Our work has never been about reacting to headlines alone. It is about ensuring that Ukrainians have the support, systems, and global partnerships needed not just to endure war—but to emerge from it with agency, dignity, and strength. This year, Razom will continue investing across five core areas: supporting first responders and medics on the front lines; strengthening Ukraine’s healthcare system; backing grassroots organizations serving the most vulnerable; advancing strong, principled Ukraine policy in Washington, D.C.; and connecting Ukrainian voices, culture, and innovation to the global mainstream.
Taken together, these efforts serve a single purpose: a secure, livable, and connected Ukraine capable of surviving this war, leading its own recovery, and standing as a model of democratic resilience and security for the world.
Global support for Ukraine cannot depend solely on moments of crisis. It must be built and sustained through strategy, partnership, and long-term commitment. That is the work ahead of us. And it is only possible because of you.
Thank you for standing with Ukraine, especially when the story feels harder to follow, and the outcome less certain. Your continued engagement matters more than ever.
With gratitude and resolve,
Dora Chomiak
Chief Executive Officer
Razom for Ukraine
What Razom Is Doing Right Now
That commitment is not theoretical. It is operational. Since November 2025 alone, Razom has delivered 118 generators and 175 mobile charging stations to frontline medics, emergency crews, and community organizations – keeping critical services running during prolonged blackouts. Since the start of the full-scale invasion, more than 200 generators have been placed in community hubs serving displaced families, older adults, and people with disabilities.
In Kryvyi Rih, where repeated missile and drone attacks force emergency responders to work under constant threat, Razom is supporting the State Emergency Service of Ukraine with mobile heated emergency tents and infrastructure. These allow responders to establish temporary rescue points during attacks – safely, visibly, and in freezing conditions.
In Poltava, local partners report having electricity for only one to two hours per day. A youth organization supported by Razom now relies on charging stations to stay operational at all – briefly entering cold buildings once or twice a week just to charge equipment, submit reports, and coordinate volunteer work.
At a social-cultural center supported by Razom, a single generator now powers heating pumps, lights, and programming for children, women, and older adults. “If not for your support, most of these activities would have been postponed until spring or not happened at all,” the team wrote.
For families, the impact is even more direct.
At a family-type children’s home caring for 13 children, including displaced children and children with disabilities, the generator Razom provided runs up to 12 hours a day, powering heating, water pumps, lights, and laptops. “If not for you, it would have been much harder to survive last winter,” the mother wrote. “About this one – there would be no way at all.”
At a residential care facility housing 50 elderly and chronically ill residents, a charging station provided by Razom now keeps the heating system running during blackouts. “This is not just technical support,” the director wrote. “It is protection of health and life.”
Why Support Razom – Especially Now
Razom’s strength is not scale alone.
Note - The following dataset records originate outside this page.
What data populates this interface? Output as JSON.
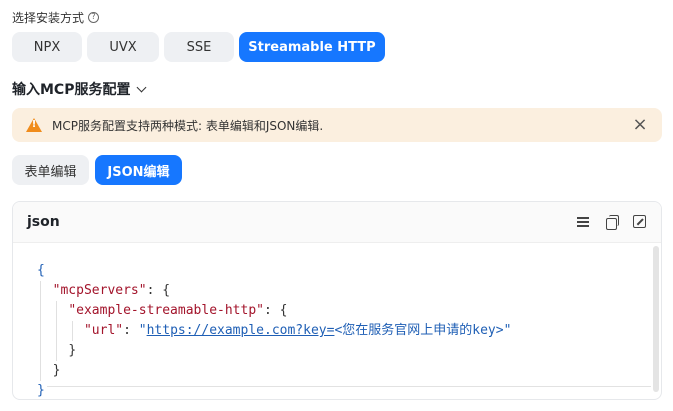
{
  "install": {
    "label": "选择安装方式",
    "help_icon": "?",
    "methods": [
      {
        "label": "NPX",
        "active": false
      },
      {
        "label": "UVX",
        "active": false
      },
      {
        "label": "SSE",
        "active": false
      },
      {
        "label": "Streamable HTTP",
        "active": true
      }
    ]
  },
  "config": {
    "title": "输入MCP服务配置"
  },
  "alert": {
    "text": "MCP服务配置支持两种模式: 表单编辑和JSON编辑.",
    "close": "×"
  },
  "modes": [
    {
      "label": "表单编辑",
      "active": false
    },
    {
      "label": "JSON编辑",
      "active": true
    }
  ],
  "editor": {
    "title": "json",
    "code": {
      "l1": "{",
      "l2_key": "\"mcpServers\"",
      "l2_rest": ": {",
      "l3_key": "\"example-streamable-http\"",
      "l3_rest": ": {",
      "l4_key": "\"url\"",
      "l4_sep": ": ",
      "l4_q1": "\"",
      "l4_link": "https://example.com?key=",
      "l4_tail": "<您在服务官网上申请的key>\"",
      "l5": "}",
      "l6": "}",
      "l7": "}"
    }
  },
  "colors": {
    "accent": "#1677ff",
    "warning": "#f08c1c",
    "alert_bg": "#fbefdf"
  }
}
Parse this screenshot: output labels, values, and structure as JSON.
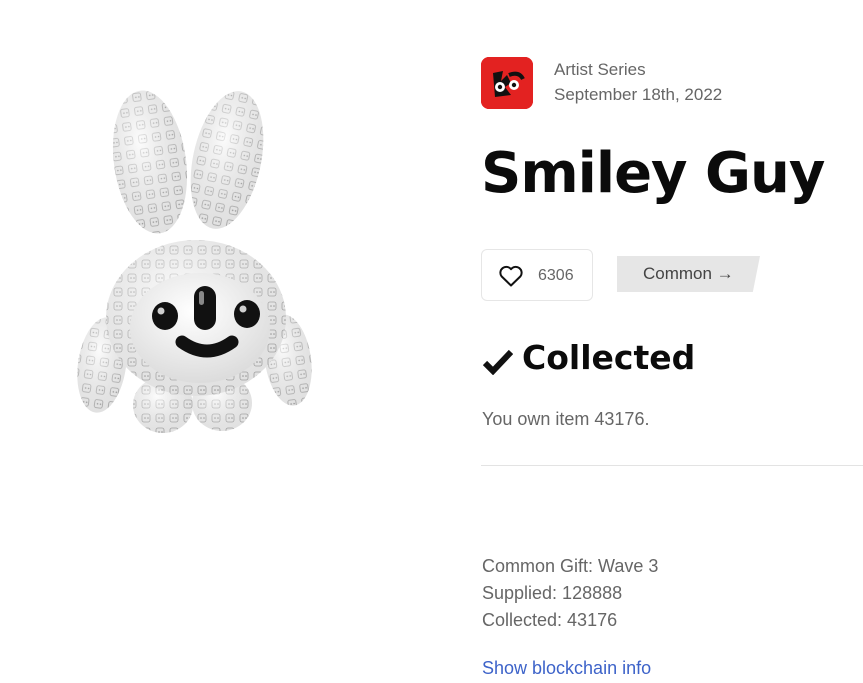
{
  "series": {
    "logo_icon": "series-logo-icon",
    "logo_color": "#e32221",
    "name": "Artist Series",
    "date": "September 18th, 2022"
  },
  "item": {
    "title": "Smiley Guy",
    "image_icon": "smiley-guy-figure"
  },
  "likes": {
    "icon": "heart-icon",
    "count": "6306"
  },
  "rarity": {
    "label": "Common →"
  },
  "collected": {
    "icon": "checkmark-icon",
    "heading": "Collected",
    "ownership_text": "You own item 43176."
  },
  "stats": {
    "gift": "Common Gift: Wave 3",
    "supplied": "Supplied: 128888",
    "collected": "Collected: 43176"
  },
  "link": {
    "label": "Show blockchain info",
    "color": "#3d63c9"
  }
}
It is trust, proximity, and precision. Razom works directly with local partners who know where systems are breaking – and where relatively small interventions can prevent catastrophe. We don’t duplicate services. We fill gaps others can’t reach, often under conditions where speed, flexibility, and local relationships make the difference.
As Dora writes, Razom’s work is about more than endurance. It is about ensuring Ukrainians retain agency, dignity, and the ability to hold the line – even in the dark. This winter is testing more than infrastructure. It is testing whether support for Ukraine holds when the crisis becomes chronic instead of dramatic.
Let’s be clear: Ukraine is being pushed into the cold on purpose. People are surviving because generators are running, heated shelters are standing, first responders are equipped, and communities are refusing to collapse. Razom is there – in the dark, in the cold, in action.
But this work does not continue without you. If you are waiting for the right moment to help, this is it.
Donate now. Your support funds life-saving winter response on the ground.
Share this reality. Silence benefits the aggressor.
Engage. Policy decisions made now determine survival later.
Ukraine will endure. The question is how much suffering we allow before we act.
Stand with Ukraine.
Stand with Razom.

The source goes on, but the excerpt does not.